El caso comenzó a investigarse luego de una denuncia presentada en marzo de 2023 por la madre de la adolescente, quien tenía 16 años al momento de los hechos. Según la acusación, los contactos se produjeron entre febrero de 2021 y febrero de 2022, cuando la joven había llegado a Buenos Aires para entrenar gimnasia de alto rendimiento.
La adolescente, oriunda de Mendoza, buscaba avanzar en su carrera deportiva, pero la situación derivó en una denuncia contra quien era su entrenador. La investigación determinó que Molinari había mantenido conversaciones a través de redes sociales con mensajes considerados inapropiados por la Justicia.
Entre los intercambios analizados durante la causa figuraron comentarios sobre su apariencia y expresiones que, según la acusación, buscaban generar una cercanía indebida con la menor. La causa avanzó bajo la figura de grooming, contemplada en el artículo 131 del Código Penal, que sanciona el contacto con menores de edad mediante medios digitales con fines sexuales.
La investigación estuvo a cargo de una fiscalía especializada en delitos vinculados a trata de personas, pornografía infantil y grooming. Luego de reunir elementos considerados suficientes, la causa fue elevada a juicio en 2025.
La condena generó repercusión en el ámbito deportivo y volvió a poner en debate la prevención de situaciones de violencia hacia niños, niñas y adolescentes dentro de espacios de formación. Especialistas remarcaron que los vínculos de confianza entre entrenadores y deportistas pueden convertirse en un factor de vulnerabilidad cuando no existen controles adecuados.
El grooming consiste en una forma de violencia sexual digital en la que una persona adulta busca establecer un vínculo de confianza con un menor para manipularlo y avanzar hacia situaciones abusivas. Las organizaciones dedicadas a la protección de infancias advierten que puede ocurrir en distintos ámbitos, como el deporte, la educación o actividades recreativas.

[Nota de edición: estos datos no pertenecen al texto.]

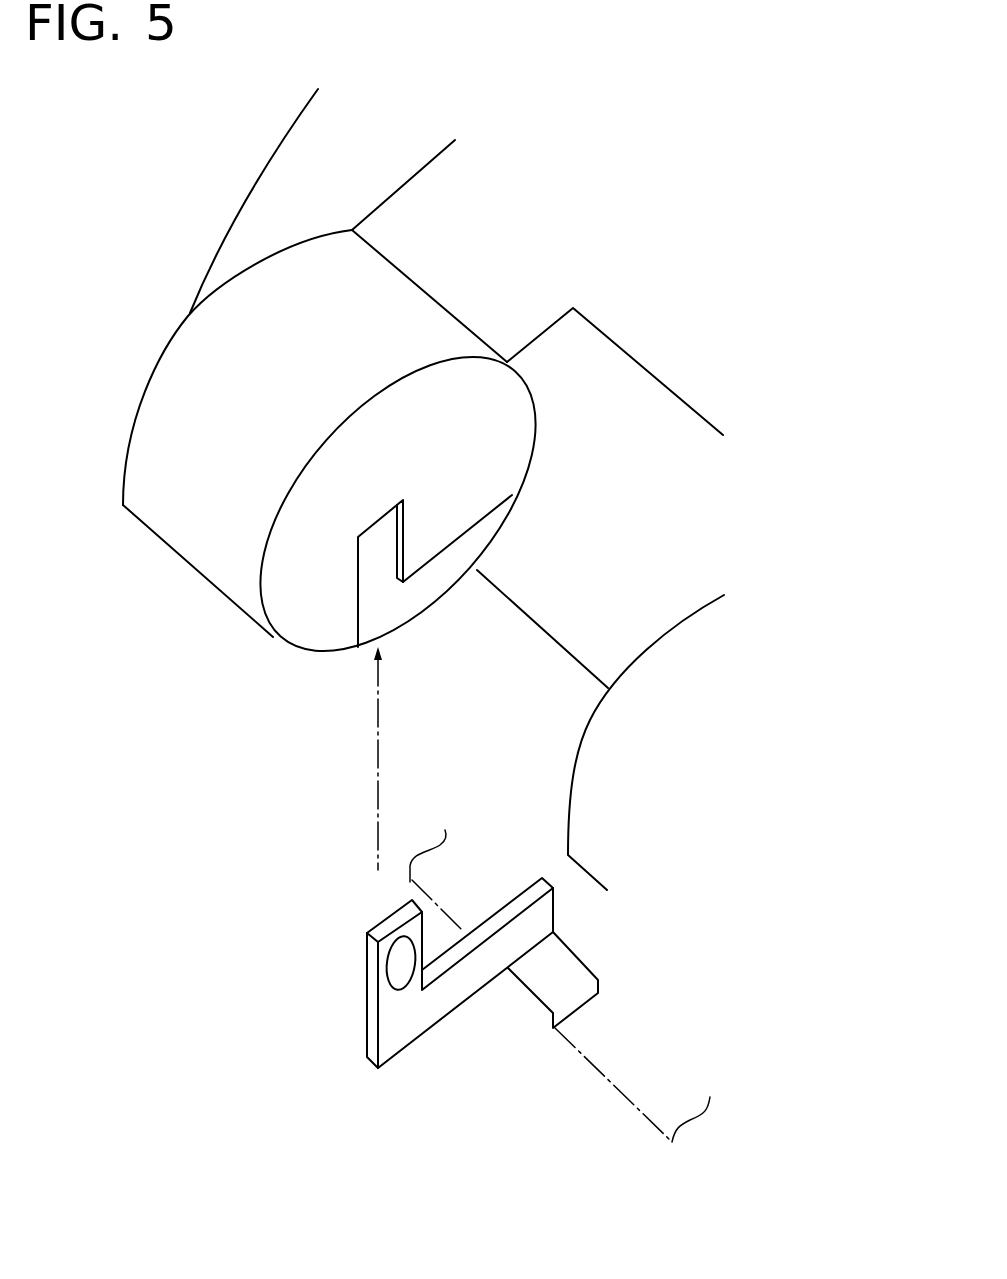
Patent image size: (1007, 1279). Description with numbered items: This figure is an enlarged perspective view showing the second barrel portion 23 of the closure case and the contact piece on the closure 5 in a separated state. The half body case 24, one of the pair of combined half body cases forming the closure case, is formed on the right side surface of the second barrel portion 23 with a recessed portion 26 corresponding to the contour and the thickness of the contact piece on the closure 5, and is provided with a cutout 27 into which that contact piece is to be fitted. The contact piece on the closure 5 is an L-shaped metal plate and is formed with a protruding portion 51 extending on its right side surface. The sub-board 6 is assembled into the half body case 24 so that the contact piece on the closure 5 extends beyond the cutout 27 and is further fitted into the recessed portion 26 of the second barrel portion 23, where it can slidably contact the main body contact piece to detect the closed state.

The half body case 24 is at (263, 175).
The second barrel portion 23 is at (200, 553).
The recessed portion 26 is at (382, 608).
The cutout 27 is at (473, 561).
The contact piece on the closure 5 is at (468, 990).
The protruding portion 51 is at (398, 977).
The sub-board 6 is at (617, 1100).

El fallo contra Molinari también abrió una discusión sobre las respuestas judiciales frente a este tipo de delitos. En muchos casos, las condenas pueden resultar de ejecución condicional cuando no existen otros agravantes, una situación que genera reclamos de sectores que consideran necesario revisar las penas previstas para estos hechos.
La sentencia reconoce la responsabilidad penal del exdeportista y marca un nuevo antecedente judicial en causas relacionadas con grooming en ámbitos deportivos. El caso vuelve a instalar la importancia de contar con protocolos de prevención y mecanismos de denuncia para proteger a adolescentes que participan en espacios de formación.